Here’s one from our own, Lee Pierce! Enjoy! -anita
Baptism—There’s a lot going on there
Baptism, as one of the two sacraments ordained by our Lord Jesus (the other being the Lord’s Supper), is important to all believers for many reasons. Most Christians, if asked, would probably acknowledge that their baptism represented being in union with Christ. I always felt that baptism was a public expression of my love for, and fealty to, my Savior.
I recently came across some teaching which greatly expanded my understanding and appreciation of the rite of baptism. In an article penned by Rev. Matt Ryman, senior pastor at a Presbyterian church in Florida, he opened my eyes to some things I’ve never known or considered. He maintains that baptism is a two-way street.
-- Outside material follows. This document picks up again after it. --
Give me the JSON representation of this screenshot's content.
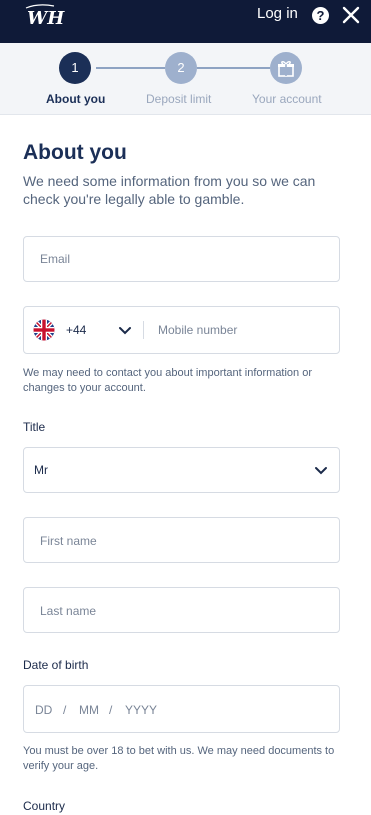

Let me tell you what I mean here.
The Westminster Confessions talks about baptism being a washing with water in the name of our triune God, the key word here being “washing.” In the first century, to baptize something was to wash it [see Mark 7:4]. Before Jesus became incarnate, the Jewish Law required ritual washing for purification [see Ex 30:17-21]. It was customary to have ritual baths available to the people and many such baths have been found in excavations on the temple mount and even in private homes. John the Baptist, in his ministry, changed the emphasis of baptism from one being a private ritual to one being more of a public act symbolizing repentance in expectation of the Messiah’s imminent coming.
John is quoted in Mark 1:8 as saying he baptized with water but Jesus baptizes (cleanses) with the Holy Spirit. In his article, Rev. Ryman notes: “As we watch the pastor washing dirt off a person with water, it serves as a picture of Jesus washing our sin off of us with the Holy Spirit.” So, like many of you, I can easily relate to the baptismal act and view it as a ritual cleansing of the participant. But Rev. Ryman wants us to understand that there is a whole additional dimension to this act.
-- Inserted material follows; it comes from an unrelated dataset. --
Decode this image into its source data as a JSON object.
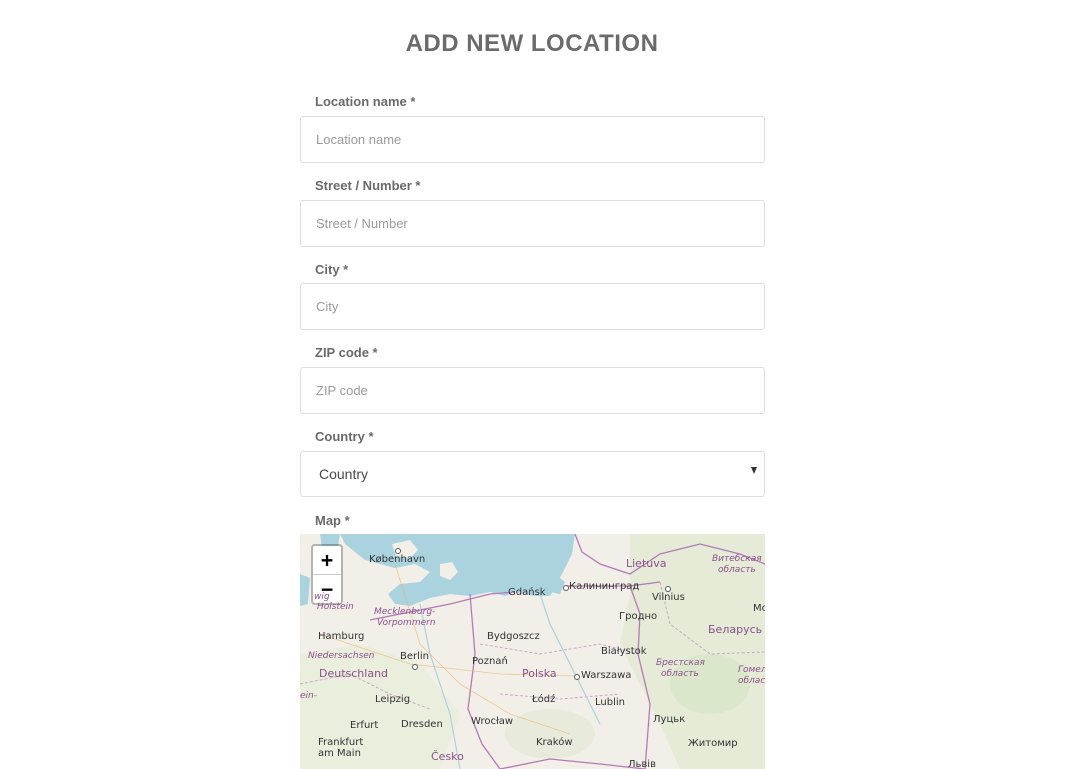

Jesus came to the Jordan where John was performing baptism to crowds of people from the area (Mt 3:5) and asked John to baptize Him. This always puzzled me; certainly Jesus had no need to be cleansed of sin. John at first refused but Jesus prevailed upon him and finally, John agreed. Rev. Ryman explains, Jesus inaugurated His ministry by being baptized and, in so doing, He identified Himself with sinners. Further, he quotes from the writings of the well-known Scottish theologian, Sinclair Ferguson, who explains that Jesus is indicating (by baptism in the Jordan) how He will become our Savior. “…by standing in the [Jordan river] in whose waters penitent Jews had symbolically washed away their sins, and allowing that water, polluted by those sins, to be poured over His perfect being,” says Ferguson.
So, in one way then, baptism is a washing away of our sins, but, from Jesus’ perspective, He is taking those same sins on Himself. And a very powerful and poignant aspect of baptism lies just below the surface here. Though I’ve read the verses, I managed to miss the import that baptism also points to the cross of Christ. Jesus Himself referred to His death on the cross as a baptism [Mk 10:38, Lk 12:50]. Symbolically, at the Cross, God the Father, in response to our sin, poured out His wrath onto Jesus, instead of onto us where it rightfully belongs.
I was baptized quite a while back, but I wish I had known at the time more of these factors that relate to baptism. I knew I was making a public pronouncement of my love for Jesus, but there is so much more to it. If you haven’t ever taken the time to be baptized, you should make plans to do so soon.